I took the last sip of my cocktail, trying to process this new information. I’d never have pegged the Talia Avramov I remembered, self-contained, lovely, and elusive as a ghost flower, as such a nurturer and caretaker. But then again, this novel perspective fit better with the Talia I’d seen in the Witch Woods, the necromancer witch who’d spoken to a lonely shade with such tenderness. The Avramov who couldn’t quite understand the appeal of her own family’s unfettered lifestyle.
Maybe, I remembered her saying at the gala, I’m not such a bad decision anymore.
And maybe, just like the Thistle Grove I thought I knew, the aloof and heedless Talia I’d held in my memory since high school, like a petal caught in amber, was a reflection of someone who hadn’t really existed for years.
Somehow the complexity made her only that much more intriguing, an unexpected conundrum I badly wanted to unpack.
“What can I say,” she said, reading my mind with one skimmed look over my face. “Frilly aprons by day, ectoplasm by night . . . truly, I contain multitudes. Your turn, Harlow. What don’t I know about you that I should?”

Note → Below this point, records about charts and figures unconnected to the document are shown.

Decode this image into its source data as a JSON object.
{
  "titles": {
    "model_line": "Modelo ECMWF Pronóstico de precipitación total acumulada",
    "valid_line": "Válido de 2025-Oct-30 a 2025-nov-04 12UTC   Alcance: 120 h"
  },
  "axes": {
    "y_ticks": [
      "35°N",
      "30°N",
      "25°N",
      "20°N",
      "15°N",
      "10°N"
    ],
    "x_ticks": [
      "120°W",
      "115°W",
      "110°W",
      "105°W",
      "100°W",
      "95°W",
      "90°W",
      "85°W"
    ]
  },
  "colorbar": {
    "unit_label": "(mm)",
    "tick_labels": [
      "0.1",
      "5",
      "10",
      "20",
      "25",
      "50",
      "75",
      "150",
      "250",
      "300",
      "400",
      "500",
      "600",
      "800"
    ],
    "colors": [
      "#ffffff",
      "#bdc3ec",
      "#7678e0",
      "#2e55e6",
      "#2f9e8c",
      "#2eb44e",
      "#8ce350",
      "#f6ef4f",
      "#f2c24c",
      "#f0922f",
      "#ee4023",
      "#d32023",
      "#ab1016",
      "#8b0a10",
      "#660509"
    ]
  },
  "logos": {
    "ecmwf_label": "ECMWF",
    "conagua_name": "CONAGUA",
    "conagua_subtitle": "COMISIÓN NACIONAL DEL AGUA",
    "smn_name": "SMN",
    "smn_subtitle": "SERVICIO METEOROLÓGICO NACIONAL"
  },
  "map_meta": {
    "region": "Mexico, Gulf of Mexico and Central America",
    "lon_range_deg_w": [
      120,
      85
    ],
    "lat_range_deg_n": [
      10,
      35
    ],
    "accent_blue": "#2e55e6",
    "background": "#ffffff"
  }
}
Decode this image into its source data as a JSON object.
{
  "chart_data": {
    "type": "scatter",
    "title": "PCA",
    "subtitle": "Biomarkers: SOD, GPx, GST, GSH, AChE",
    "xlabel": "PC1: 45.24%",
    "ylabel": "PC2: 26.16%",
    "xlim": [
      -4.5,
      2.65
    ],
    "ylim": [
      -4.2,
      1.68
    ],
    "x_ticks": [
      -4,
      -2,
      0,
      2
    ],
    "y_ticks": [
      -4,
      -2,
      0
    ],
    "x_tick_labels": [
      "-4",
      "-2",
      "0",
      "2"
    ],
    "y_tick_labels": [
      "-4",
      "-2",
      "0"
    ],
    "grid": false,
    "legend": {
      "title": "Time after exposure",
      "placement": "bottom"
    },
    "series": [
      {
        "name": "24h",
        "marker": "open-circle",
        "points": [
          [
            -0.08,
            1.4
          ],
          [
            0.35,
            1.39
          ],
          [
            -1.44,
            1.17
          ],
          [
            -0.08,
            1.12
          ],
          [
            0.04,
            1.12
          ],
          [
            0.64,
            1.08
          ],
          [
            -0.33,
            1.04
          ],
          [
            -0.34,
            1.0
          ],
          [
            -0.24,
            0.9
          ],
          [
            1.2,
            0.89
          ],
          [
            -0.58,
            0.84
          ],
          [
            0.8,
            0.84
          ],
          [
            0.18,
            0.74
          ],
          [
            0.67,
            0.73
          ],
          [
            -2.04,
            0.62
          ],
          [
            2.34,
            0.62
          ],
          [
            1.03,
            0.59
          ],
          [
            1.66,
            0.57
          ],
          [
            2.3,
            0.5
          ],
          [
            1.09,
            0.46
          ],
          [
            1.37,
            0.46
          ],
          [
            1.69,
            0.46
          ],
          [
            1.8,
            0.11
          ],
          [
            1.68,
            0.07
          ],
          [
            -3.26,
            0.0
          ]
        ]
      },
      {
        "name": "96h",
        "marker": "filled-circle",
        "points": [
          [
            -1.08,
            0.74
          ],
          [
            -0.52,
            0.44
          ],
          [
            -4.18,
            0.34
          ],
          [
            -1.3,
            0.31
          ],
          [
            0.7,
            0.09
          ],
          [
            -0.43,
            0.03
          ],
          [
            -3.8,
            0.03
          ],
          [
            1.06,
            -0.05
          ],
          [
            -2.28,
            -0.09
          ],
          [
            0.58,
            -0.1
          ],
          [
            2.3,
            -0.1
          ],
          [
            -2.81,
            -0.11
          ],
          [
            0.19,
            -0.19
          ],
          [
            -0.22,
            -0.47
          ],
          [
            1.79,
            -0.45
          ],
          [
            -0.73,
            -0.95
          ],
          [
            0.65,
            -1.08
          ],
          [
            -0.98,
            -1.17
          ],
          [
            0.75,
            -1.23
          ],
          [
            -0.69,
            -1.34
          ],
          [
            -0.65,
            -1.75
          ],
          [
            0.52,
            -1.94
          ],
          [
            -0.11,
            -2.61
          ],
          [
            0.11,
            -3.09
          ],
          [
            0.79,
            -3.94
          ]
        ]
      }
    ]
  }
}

“Hmm,” I considered, as our main course maki arrived. “Obviously you know I really like to read. But! I’m also pretty into ice-and roller-skating. I was even part of a roller derby league for a while last year, before work got too intense for all that time off elevating ankles and icing my various bruises.”
“No shit,” she marveled, a lip-biting smile curving her lips. “Emmeline Harlow, elbow-throwing spitfire on wheels. You’re right. Would not have guessed.”
“Make that Electra Hex,” I said, twirling one of my chopsticks with a dramatic flourish, “formerly of the Mass Marauders.”
“?‘Though she be but little, she is fierce,’?” she quoted, arching a playful eyebrow. “And don’t tell me that one’s overused, because I know—and in this case, don’t care.”